Getting yourself flat on the floor of a free-falling elevator could be interesting, as you will be experiencing zero-G at the time.
You could wait for air resistance on the elevator to take effect as it accelerates, but I imagine that its terminal velocity would be quite high so this might take a while.
Depending on the failure, you could fall up rather than down since the elevator is counterweighted. If the cable breaks, the car will fall down. However, if the drive train breaks in a car that is loaded less than the counterweight (very likely), the car will likely fall up since the counterweight will weight more than the car. My MechEng prof in college was involved as an expert witness in a case of this: the bolts holding the drive pulley sheared, letting the pulley free-run. Bad.
There are almost no cases of an elevator's cable just snapping and going into downwards free fall - with the exception of (possibly) during 9/11 and an incident in 1945 where a bomber pilot rammed a building. The elevator operator dropped 75 floors but miraculously survived:
> One of them fell from the seventy-fifth floor with a woman aboard—an elevator operator. (The operator of the other one had stepped out for a cigarette.) By the time the car crashed into the buffer in the pit (a hydraulic truncheon designed to be a cushion of last resort), a thousand feet of cable had piled up beneath it, serving as a kind of spring. A pillow of air pressure, as the speeding car compressed the air in the shaft, may have helped ease the impact as well. Still, the landing was not soft. The car’s walls buckled, and steel debris tore up through the floor. It was the woman’s good fortune to be cowering in a corner when the car hit. She was severely injured but alive
I would hesitate putting my head against a flat surface, maybe sitting down would be a better alternative assuming that a few broken bones are OK but serious head trauma is a lot worse.
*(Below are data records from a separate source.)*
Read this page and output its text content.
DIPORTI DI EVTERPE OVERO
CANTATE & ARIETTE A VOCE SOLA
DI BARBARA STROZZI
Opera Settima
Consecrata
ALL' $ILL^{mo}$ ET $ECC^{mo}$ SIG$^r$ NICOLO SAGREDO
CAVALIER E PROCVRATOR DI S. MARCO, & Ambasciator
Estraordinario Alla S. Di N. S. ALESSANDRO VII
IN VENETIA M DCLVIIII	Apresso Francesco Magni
I was thinking the same, but you'd have the issue of spinal compression to deal with. A 10G force could easily fold your spine in half if unsupported. Even if you sit against the wall, you're going to experience a significant amount of spinal compression. Think of someone dropping a 100 lb weight on your head.
I think a good solution would be to cross your arms and place them under your head. I'd gladly suffer two broken arms to cushion the impact on my cranium.
If you look at x-gamers when they fall, they are trained to land on their side - I would think that you would want to do the same here for just that reason. Probably with your arms on either side of your head. You still don't have the spinal compression, but you don't risk your head getting slammed.
You could wait for air resistance on the elevator to take effect as it accelerates, but I imagine that its terminal velocity would be quite high so this might take a while.